# Implementation of Logistic Regression on AMP-PD 

#### Author: Maria Castanos and William Koehler

In [1]:
import pandas as pd
import numpy as np
from logistic_regression import RazorLogReg
from dimensionality_reduction import SelectFeatures
from sklearn import model_selection
import time

## Import Datasets

In [2]:
path = "/Users/mdmcastanos/Documents/OccamzRazor/plink_files/"
numpy_file = path + "plink_numpy.npy"
tsv_file = path + "latest_labels.tsv"
y = pd.read_csv(tsv_file, sep = '\t')
df = pd.DataFrame(np.load(numpy_file))
df = df.assign(participant_id=y["participant_id"], case_control_other_latest = y['case_control_other_latest'])

### Split data

In [3]:
X = df.drop(columns=['case_control_other_latest'])
y = df['case_control_other_latest']
X_train, X_test, y_train, y_test = model_selection.train_test_split(X, y, test_size=0.3, random_state=42)

## Dimensionality Reduction 

Since the dataset has *x* features and *n* rows, dimensionality reduction was performed by choosing the most relevant features according to an [Extra-Trees Classifier](https://scikit-learn.org/stable/modules/generated/sklearn.tree.ExtraTreeClassifier.html). 

In [4]:
selected_features = SelectFeatures()
train_set_reduced = selected_features.get_reduced_dataset(X_train, y_train)

In [5]:
test_set_reduced = selected_features.get_test_set_reduced(X_test, y_test)

## Regularized Multinomial Logistic Regression 

### Training
A regularized multinomial logistic regression is trained to predict three classes (Control, Case, Other). Ridge penalization was used in order to take advantage of the correlation among the columns, to predict with higher accuracy. 

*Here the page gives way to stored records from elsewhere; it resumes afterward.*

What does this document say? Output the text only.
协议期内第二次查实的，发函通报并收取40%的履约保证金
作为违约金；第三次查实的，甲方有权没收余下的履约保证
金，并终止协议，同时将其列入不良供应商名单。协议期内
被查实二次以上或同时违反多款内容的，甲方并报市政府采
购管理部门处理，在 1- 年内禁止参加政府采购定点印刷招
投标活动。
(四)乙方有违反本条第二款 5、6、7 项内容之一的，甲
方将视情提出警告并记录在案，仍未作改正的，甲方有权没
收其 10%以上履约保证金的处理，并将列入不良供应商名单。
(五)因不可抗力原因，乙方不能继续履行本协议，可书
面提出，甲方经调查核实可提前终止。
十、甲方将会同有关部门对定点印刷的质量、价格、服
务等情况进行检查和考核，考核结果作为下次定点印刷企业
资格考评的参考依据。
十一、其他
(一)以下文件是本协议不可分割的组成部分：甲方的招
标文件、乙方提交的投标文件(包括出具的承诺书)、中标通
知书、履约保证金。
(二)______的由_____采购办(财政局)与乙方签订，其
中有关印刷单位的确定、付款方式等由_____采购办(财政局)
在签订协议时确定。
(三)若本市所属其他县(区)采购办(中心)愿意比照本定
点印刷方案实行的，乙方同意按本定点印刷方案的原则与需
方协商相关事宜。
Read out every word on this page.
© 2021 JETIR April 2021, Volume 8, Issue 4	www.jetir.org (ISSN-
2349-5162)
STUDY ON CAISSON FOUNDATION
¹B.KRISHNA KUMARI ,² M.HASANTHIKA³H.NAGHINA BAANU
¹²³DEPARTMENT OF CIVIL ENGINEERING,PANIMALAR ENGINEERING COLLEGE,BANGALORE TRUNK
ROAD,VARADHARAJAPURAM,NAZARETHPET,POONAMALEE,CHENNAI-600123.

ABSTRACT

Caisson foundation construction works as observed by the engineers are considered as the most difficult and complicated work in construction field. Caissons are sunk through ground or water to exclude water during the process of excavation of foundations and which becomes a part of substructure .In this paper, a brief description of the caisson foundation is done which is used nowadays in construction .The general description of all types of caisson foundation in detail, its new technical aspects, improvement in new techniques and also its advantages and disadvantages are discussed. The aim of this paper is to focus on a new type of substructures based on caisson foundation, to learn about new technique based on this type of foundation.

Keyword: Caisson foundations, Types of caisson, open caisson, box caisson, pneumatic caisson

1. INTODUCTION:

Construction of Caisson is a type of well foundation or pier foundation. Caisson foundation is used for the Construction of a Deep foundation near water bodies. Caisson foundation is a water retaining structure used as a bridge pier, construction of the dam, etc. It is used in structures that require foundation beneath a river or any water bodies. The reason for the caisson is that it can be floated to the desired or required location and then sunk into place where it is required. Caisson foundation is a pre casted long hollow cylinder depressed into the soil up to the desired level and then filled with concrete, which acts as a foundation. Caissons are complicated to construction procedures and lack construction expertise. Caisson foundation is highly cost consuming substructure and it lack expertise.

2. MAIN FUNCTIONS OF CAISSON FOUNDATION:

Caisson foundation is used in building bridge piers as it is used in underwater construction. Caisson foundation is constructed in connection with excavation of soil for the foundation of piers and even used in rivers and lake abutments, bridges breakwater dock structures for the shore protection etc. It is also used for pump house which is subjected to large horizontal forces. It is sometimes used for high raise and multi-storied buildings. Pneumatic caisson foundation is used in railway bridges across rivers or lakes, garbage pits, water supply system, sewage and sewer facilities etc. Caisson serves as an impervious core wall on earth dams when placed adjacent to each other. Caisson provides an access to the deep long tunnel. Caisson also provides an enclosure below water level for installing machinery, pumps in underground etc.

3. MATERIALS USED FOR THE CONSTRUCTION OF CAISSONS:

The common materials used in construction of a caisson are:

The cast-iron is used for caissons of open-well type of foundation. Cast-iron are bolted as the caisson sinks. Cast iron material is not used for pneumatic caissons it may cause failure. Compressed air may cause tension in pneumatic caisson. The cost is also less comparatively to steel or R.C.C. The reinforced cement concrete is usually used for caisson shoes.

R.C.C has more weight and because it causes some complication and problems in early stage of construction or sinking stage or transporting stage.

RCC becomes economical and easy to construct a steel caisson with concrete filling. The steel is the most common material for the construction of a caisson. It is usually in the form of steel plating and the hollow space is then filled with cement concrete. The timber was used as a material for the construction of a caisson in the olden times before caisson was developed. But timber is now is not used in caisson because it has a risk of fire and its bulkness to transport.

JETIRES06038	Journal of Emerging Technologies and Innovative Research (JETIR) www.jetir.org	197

The optimization problem is:
$$\max_{\beta} \left\{ \sum_{i = 1}^{N} \big[y_i(\beta^Tx_i) - \log(1 + \exp(\beta^Tx_i)) \big] - \lambda \sum_{j = 1}^p \beta_j^2 \right\}$$
### Hyperparameter Optimization
Hyperparameter $\lambda$ in the optimization problem above, is optimized by implementing [randomized search cross validation](https://scikit-learn.org/stable/modules/generated/sklearn.model_selection.RandomizedSearchCV.html). 

In [7]:
classifier = RazorLogReg(train_set_reduced, test_set_reduced)
logistic_regression = classifier.get_logistic_regression()



In [None]:
logistic_regression.best

## Train Baseline Models

To compare the performance of the logistic regression against baseline models, both a random and a majority-class classifers were trained. 
To evaluate the performance of the logistic regression, both a random and a majority-class classifers were implemented as baseline models to compare against. 

In [8]:
random_classifier = classifier.get_random_classifier()
majority_class_classifier = classifier.get_majority_class_classifier()

## Results

In [9]:
performance_table = classifier.get_performance_table(logistic_regression, 
                                                     random_classifier, 
                                                     majority_class_classifier)
performance_table = pd.DataFrame(performance_table)
performance_table.round(3)

  _warn_prf(average, modifier, msg_start, len(result))


Unnamed: 0,Logistic Regression,Random Classifier,Majority Class Classifier
Accuracy,0.675,0.337,0.585
Precision,0.617,0.465,0.342
Recall,0.675,0.337,0.585
F1 Score,0.643,0.376,0.432


## Next Steps

- Explore methods to perform dimensionality reduction. 
- Literature review on different ways of training on Patient Data.